This reflects an earlier proposal submitted by the country to the UN and presented last year. « Human cloning, whether on an experimental basis, as part of fertility treatments or preimplantation genetic diagnosis, for tissue transplantation or for other purposes, is morally repugnant, unethical and contrary to respect for the person and constitutes a serious violation of fundamental human rights, » reads a draft resolution tabled by Bruno Stagno. Permanent Representative of Costa Rica to the United Nations, with Secretary-General Kofi Annan on 2 April 2003. The strong pressure exerted by the US government to ban the cloning of research has surprised some at the United Nations, particularly because there is no national consensus on the issue. At the IGBC meeting in September 2011, the outgoing President of the IBC reported on the activities of his Committee. With regard to the discussion on cloning, he explained that, although some members wished to vote on the adoption of the draft declaration of the Working Group, he had refused to do so because the IBC had always worked by consensus in the past. He also expressed his belief that consensus on a ban will always be impossible, as it is essentially a philosophy rather than a science on the status of the early embryo. IGBC delegations were largely in agreement, with the United States, Austria and Denmark reiterating the prediction of IBC members that further efforts to reach agreement on regulation would be fruitless (personal remarks, Seventh IGBC meeting, September 2011). The official conclusions of the meeting highlighted the continued importance of the issue, but also the lack of consensus between the two States and the members of the IBC.

Therefore, the IGBC simply called on UNESCO to « monitor developments in this field in order to anticipate emerging ethical challenges » (UNESCO, 2011a:3). Subsequently, the IBC programme of work 2012-2013 was left to the cloning of follow-up by some IBC members, who in turn had to report to the Committee and thus to the Director-General of UNESCO (UNESCO, 2016f) on significant developments in this field. « They are starting to lose their enthusiasm for [the idea of a UN convention], » a UN source said of the British. « It`s [the way some countries are trying to ban cloning] that`s bad in their eyes. » Although this clone was just a sheep, the discussion immediately turned to cloned humans: cloned custom babies and armies of cloned warrior slaves.
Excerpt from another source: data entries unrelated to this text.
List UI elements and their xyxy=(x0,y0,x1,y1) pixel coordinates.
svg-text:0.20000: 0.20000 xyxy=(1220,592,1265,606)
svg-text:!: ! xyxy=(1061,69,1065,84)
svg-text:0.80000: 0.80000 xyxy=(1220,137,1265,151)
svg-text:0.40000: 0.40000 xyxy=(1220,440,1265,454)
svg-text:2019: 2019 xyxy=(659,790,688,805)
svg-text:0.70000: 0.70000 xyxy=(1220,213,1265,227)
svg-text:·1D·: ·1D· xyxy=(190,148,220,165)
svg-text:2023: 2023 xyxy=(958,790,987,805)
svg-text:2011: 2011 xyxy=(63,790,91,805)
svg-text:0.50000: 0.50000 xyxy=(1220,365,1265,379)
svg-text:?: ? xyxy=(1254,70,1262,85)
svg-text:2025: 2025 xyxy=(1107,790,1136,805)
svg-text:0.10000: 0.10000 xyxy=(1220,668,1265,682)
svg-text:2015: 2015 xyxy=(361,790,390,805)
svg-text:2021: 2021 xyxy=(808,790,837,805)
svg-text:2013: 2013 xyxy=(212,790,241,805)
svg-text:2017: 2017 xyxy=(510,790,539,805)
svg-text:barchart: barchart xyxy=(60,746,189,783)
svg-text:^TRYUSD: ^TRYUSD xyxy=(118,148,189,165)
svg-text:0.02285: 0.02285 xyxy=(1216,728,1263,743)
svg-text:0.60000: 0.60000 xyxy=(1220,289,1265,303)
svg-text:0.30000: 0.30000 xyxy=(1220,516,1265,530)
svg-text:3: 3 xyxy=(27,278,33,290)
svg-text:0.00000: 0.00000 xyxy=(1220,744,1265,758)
Governments around the world had rushed to ban human cloning or had declared that they had already banned human cloning, a process that had never been carried out or even tried. Hofferberth (2015: 616) criticizes the assumption that « global problems are manageable and solutions achievable if actors do not unite and work together to solve them. » As noted above, some members of the IBC and IGBC felt that the reason why they had not been able to reach consensus during the first 4 years of the debate on human cloning (2008-2011) was the inherently intractable nature of the problem itself. However, other controversial areas, such as business and human rights, have not proved immune to recent efforts to converge policies and standards (Ruggie, 2014: 6). Thus, another possible explanation for the failure is that the legal and organizational structures that guided the boards were not adapted to consensual decisions. In the early 2000s, the United Nations General Assembly found that the old model of negotiating state treaties for human cloning did not work when it could not agree on a convention and instead chose a non-binding declaration. UNESCO`s experience is similar, although it was not the negotiations on the content of the treaty that failed, but the previous phase of deciding whether or not to attempt to draft a treaty.

When UNESCO raised the possibility of a convention in 2008, it resisted the emerging trend within global governance towards voluntary rather than binding regulation combined with capacity building. Germany, for example, which in 2001 was among the states that initially endorsed the idea of a convention on human cloning at the United Nations, is now looking for other, less rigid ways to achieve the objectives of a proposed treaty (Pauwelyn et al., 2014: 739). Within UNESCO, as in other intergovernmental organizations, it is the States that make the final decisions, so even if the IBC (composed of independent experts) had continued to insist on the desirability of a convention in 2011, it would only have had the power to recommend to Member States to move the idea forward. Since the cloning of Dolly the sheep in 1997, the world has had to face the serious prospect that human cloning might indeed be possible.